By 6:30 A.M. the last cup of coffee had been cleared from the table. Olmert opened proceedings with a political update on the view from Washington. He did not have to remind his listeners there was now only a limited time left to crush Hezbollah. On that July morning Ehud Olmert returned to a question raised previously in the war room. Where did the “hawk of hawks”—U.S. Secretary of Defense Donald Rumsfeld—stand? Could his virtual silence be no more than a reminder of Rumsfeld’s age, that for him this was just another war in a career that dated back to Vietnam in 1975, where Rumsfeld had been a junior White House aide as American troops had withdrawn? Washington’s Israeli ambassador had been reassuring—his latest enquiries showed “Rummy remained as enthusiastic as ever over what Israel was doing,” Olmert assured the battle-hardened men around the table.

Olmert’s preamble done, he handed over the meeting to Meir Dagan who sat across the table from the prime minister. He, too, had news from Washington. While there was no evident split within the Bush administration, his station chief in the capital had picked up that Condoleezza Rice had modified her position over whether it was not yet “conducive” to formally intervene in the conflict. The Mossad man had learned from his own sources within the State Department that Rice had redefined her role to that “of a mediator waiting to intervene.” It was still too early for her to resume her shuttle diplomacy, but she hoped that day was coming soon. In Dagan’s judgment this could be interpreted as the secretary of state, for the moment, continuing to take a back seat in the crisis while the neo-conservatives around Bush maintained their position of all-out support for military action. It was the latest steps in that action which preoccupied air force chiefs Major General Elyezer Shkedy, Commander of the Israeli Air Force, and Major General David Ben Ba’ashat, Commander of the Israeli Navy. Sitting around the table were the other men charged with running the war. Lieutenant General Dan Halutz as Chief of Staff sat next to Olmert. He was the highest ranking officer in the room and the Minister of Defense had, since 1976, held overall command of the IDF. He was represented by Colonel Yaakov Toran, Director General of the Ministry. Olmert’s cabinet was also asked to approve all military policies and operations. In reality, this was done by the Foreign Affairs and Security Committee, but the decisions taken in the war room had so far not been challenged—and were unlikely to be.

Next to Halutz sat his deputy, Major General Moshe Kaplinsky, and Amos Yedlin, Director of Military Intelligence. Others around the table included the three key field commanders, Major General Yair Naveh of Central Command, Major General Yoav Gallant of the Southern Command with responsibility for watching over the Sinai, and Major General “Udi” Adam who was the northern field commander at the cutting edge of the conflict with daily responsibility for running the war in south Lebanon.
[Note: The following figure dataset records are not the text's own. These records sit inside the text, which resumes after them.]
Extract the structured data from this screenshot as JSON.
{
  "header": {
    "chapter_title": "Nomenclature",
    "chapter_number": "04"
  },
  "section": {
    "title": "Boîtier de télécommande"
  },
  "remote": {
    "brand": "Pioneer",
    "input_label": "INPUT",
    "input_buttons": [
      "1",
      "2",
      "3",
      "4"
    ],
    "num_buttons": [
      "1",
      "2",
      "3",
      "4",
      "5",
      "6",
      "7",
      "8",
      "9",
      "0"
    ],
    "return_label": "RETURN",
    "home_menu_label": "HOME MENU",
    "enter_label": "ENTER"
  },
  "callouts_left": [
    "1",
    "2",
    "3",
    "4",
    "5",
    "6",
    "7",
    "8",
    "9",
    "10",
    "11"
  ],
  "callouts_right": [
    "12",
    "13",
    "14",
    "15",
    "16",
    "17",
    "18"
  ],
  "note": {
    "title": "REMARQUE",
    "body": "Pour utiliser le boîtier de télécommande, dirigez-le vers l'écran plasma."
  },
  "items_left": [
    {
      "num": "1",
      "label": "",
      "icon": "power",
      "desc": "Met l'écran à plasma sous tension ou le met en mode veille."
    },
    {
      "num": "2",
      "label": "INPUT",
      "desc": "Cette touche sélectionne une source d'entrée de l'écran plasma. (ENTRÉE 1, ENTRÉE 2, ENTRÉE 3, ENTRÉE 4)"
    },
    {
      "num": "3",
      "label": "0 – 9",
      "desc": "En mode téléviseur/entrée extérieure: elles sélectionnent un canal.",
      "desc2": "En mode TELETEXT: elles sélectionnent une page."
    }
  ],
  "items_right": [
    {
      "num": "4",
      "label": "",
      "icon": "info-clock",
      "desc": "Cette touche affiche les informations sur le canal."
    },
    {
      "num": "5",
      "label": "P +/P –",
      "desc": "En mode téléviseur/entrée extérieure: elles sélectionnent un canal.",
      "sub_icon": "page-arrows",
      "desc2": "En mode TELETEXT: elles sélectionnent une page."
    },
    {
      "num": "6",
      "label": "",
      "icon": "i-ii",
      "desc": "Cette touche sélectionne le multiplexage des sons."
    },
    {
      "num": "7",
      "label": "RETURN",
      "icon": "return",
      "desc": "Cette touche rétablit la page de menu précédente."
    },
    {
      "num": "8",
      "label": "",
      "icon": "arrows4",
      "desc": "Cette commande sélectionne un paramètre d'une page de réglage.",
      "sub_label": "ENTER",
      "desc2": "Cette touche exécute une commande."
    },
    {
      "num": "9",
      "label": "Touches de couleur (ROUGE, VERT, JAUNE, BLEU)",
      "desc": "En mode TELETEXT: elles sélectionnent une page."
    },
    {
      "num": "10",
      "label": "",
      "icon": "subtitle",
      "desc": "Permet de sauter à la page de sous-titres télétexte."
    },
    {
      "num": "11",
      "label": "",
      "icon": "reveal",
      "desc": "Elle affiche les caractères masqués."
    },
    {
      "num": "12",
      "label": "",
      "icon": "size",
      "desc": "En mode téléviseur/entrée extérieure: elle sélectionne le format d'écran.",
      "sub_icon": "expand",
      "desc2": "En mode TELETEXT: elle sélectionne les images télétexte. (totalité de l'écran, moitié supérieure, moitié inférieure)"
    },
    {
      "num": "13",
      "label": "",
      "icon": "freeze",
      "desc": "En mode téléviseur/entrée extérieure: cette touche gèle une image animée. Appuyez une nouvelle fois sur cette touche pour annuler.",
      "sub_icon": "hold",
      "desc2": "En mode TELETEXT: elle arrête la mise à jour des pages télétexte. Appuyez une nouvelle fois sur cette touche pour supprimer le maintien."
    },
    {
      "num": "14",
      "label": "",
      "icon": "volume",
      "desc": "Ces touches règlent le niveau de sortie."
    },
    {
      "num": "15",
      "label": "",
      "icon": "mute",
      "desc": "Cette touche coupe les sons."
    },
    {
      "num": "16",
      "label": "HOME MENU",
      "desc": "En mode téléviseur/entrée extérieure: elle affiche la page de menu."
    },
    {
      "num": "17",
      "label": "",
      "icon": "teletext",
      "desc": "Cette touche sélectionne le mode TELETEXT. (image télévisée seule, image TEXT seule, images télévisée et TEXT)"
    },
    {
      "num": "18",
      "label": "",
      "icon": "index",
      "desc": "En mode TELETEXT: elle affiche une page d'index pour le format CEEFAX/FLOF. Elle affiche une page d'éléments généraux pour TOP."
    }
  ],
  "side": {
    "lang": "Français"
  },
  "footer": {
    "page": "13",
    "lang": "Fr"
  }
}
Toughened by years of fighting, the three officers gave their reports in the clipped language of seasoned military briefers. Another important member of the gathering was Major General Avichi Mendelblit, the IDF’s Military Advocate General. Among his many responsibilities was to ensure that the air attacks would avoid being labeled as war crimes. Brigadier General Moshe Lipel, the IDF’s Financial Adviser, was present to give the daily cost of running the war. Down to the last tank-shell fired and the sticks of bombs dropped, all was accounted for.

Miri Regev, the articulate chief spokesman for the IDF from 2002–2007, sat down-table. He would later be responsible for trying to convince an increasingly skeptical world that Israel had no alternative but to continue to strike hard. Others around the table guarded their anonymity. They included the head of Special Forces, whose recent commando raid deep into the Beka’a Valley had echoes of the raid on Entebbe. Then it was to rescue civilians held by another terror group. The Beka’a raid came after Dagan’s deep-cover agents in the valley reported that the two Israeli soldiers captured by Hezbollah and its leader, Hassan Nasrallah, were hiding there. Neither the soldiers nor Nasrallah were found.